Odisea Negra | La Chimera & Eduardo Egüez

Odisea-Negra
La Chimera

“Odisea Negra”
Naïve, 2011

Odisea Negra nace del casual encuentro de dos paisanos muy lejos de su tierra, concretamente en París a finales del siglo pasado. Pero ante todo aclaremos el matiz: son paisanos porque se identifican con el paisaje que fue su cuna. Ni Iván El Negro García ni Eduardo Egüez provienen del mismo país (venezolano uno, argentino el otro), y de definirse por una nacionalidad, firmarían en la casilla de “cosmopolita” por adopción vital. A ambos les une la mitad más bonita de América que se coló en la médula de su alma a través de todos los sentidos, porque la identidad no se lleva ni en la sangre ni en los documentos que le adjudiquen a uno con el arbitrario amor por los himnos y las banderas de turno. Por el contrario, la identidad se siente a través de los mediadores que la cultura ofrece diariamente: el aroma de una especia, el sabor de una comida, un característico apretón de manos, esa canción popular, o la idiosincrática forma de mirar al interlocutor.Odisea-Negra-Eduardo

Pero no se confundan, el disco que nos ocupa no es un canto de añoranza. El proyecto de Egüez y amigos pretende explicar el concepto de “mestizaje” sin apenas mediar las palabras y procurando en todo momento evitar compararlo con ese irritante término que es la “globalización”. Las diferencias no son nada inocentes ni sutiles, pues lo segundo comporta aceptar la homogeneización de la diversidad cultural con aborregado conformismo y en beneficio del canon occidental anglosajón, para más inri. El mestizaje que fundamenta la línea estética del álbum es muy contrario también a la falaz idea de “pureza”, esa falsa moneda que es, en el fondo, un invento político. De todo ello habla el excelente texto de Luis Toledo Sande que presenta el libreto interior, centrado en la historia de las “canciones de vuelta” y en la lectura racial que en muchas ocasiones –y no siempre sin querer– la musicología europea proyectó en ellas.

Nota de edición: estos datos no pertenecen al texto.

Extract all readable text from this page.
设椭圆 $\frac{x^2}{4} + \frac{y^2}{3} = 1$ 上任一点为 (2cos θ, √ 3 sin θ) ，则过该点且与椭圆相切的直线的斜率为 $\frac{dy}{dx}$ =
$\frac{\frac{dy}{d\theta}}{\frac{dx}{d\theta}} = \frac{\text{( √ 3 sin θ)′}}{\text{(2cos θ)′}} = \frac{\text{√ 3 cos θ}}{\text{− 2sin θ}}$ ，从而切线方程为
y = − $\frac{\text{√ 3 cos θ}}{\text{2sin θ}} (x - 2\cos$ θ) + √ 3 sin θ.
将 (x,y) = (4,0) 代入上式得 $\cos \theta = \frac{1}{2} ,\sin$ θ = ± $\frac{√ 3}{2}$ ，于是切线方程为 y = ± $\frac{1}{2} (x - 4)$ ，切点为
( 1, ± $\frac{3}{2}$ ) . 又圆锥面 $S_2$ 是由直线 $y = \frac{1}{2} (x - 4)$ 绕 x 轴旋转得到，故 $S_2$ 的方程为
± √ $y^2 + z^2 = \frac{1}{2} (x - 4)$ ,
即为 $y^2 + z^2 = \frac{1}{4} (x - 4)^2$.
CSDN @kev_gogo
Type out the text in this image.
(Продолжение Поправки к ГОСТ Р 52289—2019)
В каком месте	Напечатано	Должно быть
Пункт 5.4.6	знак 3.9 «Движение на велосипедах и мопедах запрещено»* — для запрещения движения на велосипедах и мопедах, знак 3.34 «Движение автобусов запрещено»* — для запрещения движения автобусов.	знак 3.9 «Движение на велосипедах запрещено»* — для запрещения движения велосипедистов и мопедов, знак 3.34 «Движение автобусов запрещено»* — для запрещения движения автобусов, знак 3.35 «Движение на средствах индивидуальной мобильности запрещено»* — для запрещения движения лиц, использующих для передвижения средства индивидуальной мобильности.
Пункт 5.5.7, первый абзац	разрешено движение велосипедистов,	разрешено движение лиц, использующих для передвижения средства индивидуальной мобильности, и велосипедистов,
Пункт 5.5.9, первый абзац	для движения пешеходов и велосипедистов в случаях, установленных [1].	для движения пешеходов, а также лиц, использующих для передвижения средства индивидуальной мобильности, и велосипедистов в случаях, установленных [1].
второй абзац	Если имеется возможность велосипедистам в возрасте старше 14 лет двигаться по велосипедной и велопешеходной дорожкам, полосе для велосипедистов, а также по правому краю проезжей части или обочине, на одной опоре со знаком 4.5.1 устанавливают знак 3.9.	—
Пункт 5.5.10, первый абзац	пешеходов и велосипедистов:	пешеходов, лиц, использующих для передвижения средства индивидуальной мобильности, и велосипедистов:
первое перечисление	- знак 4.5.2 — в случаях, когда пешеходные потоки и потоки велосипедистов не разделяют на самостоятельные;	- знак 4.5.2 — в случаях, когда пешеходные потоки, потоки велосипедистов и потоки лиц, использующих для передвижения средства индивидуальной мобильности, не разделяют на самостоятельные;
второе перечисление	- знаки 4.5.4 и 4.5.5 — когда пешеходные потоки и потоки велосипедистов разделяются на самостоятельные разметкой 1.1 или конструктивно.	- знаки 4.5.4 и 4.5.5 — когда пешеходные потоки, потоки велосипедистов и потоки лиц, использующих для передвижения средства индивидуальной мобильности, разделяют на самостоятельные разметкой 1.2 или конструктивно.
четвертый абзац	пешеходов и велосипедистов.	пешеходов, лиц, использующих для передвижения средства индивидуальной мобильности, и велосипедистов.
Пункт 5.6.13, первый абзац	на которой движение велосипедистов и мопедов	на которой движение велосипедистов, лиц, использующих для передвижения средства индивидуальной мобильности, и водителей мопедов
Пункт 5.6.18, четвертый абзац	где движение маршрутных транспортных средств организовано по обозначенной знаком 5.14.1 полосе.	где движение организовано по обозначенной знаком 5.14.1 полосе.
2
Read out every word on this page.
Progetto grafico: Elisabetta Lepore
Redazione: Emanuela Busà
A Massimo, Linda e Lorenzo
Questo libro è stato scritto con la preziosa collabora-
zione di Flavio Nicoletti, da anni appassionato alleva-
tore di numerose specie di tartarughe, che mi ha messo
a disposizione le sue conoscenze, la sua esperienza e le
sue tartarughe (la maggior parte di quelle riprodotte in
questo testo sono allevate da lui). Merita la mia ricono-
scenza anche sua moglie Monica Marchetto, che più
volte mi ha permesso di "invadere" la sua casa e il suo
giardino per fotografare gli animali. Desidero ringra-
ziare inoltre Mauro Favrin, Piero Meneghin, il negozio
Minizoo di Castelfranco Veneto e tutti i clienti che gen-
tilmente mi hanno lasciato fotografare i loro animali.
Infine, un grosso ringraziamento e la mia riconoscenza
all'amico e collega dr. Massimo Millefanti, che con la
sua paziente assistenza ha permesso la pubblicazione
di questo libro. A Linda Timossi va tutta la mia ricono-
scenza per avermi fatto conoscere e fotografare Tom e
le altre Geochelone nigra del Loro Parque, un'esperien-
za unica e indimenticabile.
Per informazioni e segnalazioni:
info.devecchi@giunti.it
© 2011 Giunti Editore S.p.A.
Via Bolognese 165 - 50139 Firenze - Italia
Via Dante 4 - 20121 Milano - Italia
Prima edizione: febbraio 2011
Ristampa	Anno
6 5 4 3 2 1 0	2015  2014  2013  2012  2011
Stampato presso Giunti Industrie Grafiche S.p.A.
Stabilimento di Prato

A tal fin se han reunido 19 piezas americanas que resumen cinco siglos. Nótese que el uso de la cursiva remarca unas reservas, ya que decir americana tiene connotaciones muy plurales. De ahí que Odisea Negra ofrezca desde poemas musicados de Nicolás Guillén a covers del Trío Matamoros, músicas antiguas con instrumentos modernos como la marimba o prestados de otras latitudes (como la kora) entre otros más ancestrales (como el laúd, la tiorba o la viola de gamba), ritmos africanos que asoman en la base del joropo o del merengue, etc. En efecto, de formas musicales de auténtica “negritud” como las negrillas, los guineos o las jácaras barrocas derivan otros géneros folklóricos, algunos autóctonos del Caribe (como el son, la habanera y el bolero) y otros más extendidos por el lado sur del continente. Por otra parte, es Odisea-Negra-Ivandeseo de Egüez que se reivindique con este disco el legado musical que los esclavos mandingas trajeron consigo a América.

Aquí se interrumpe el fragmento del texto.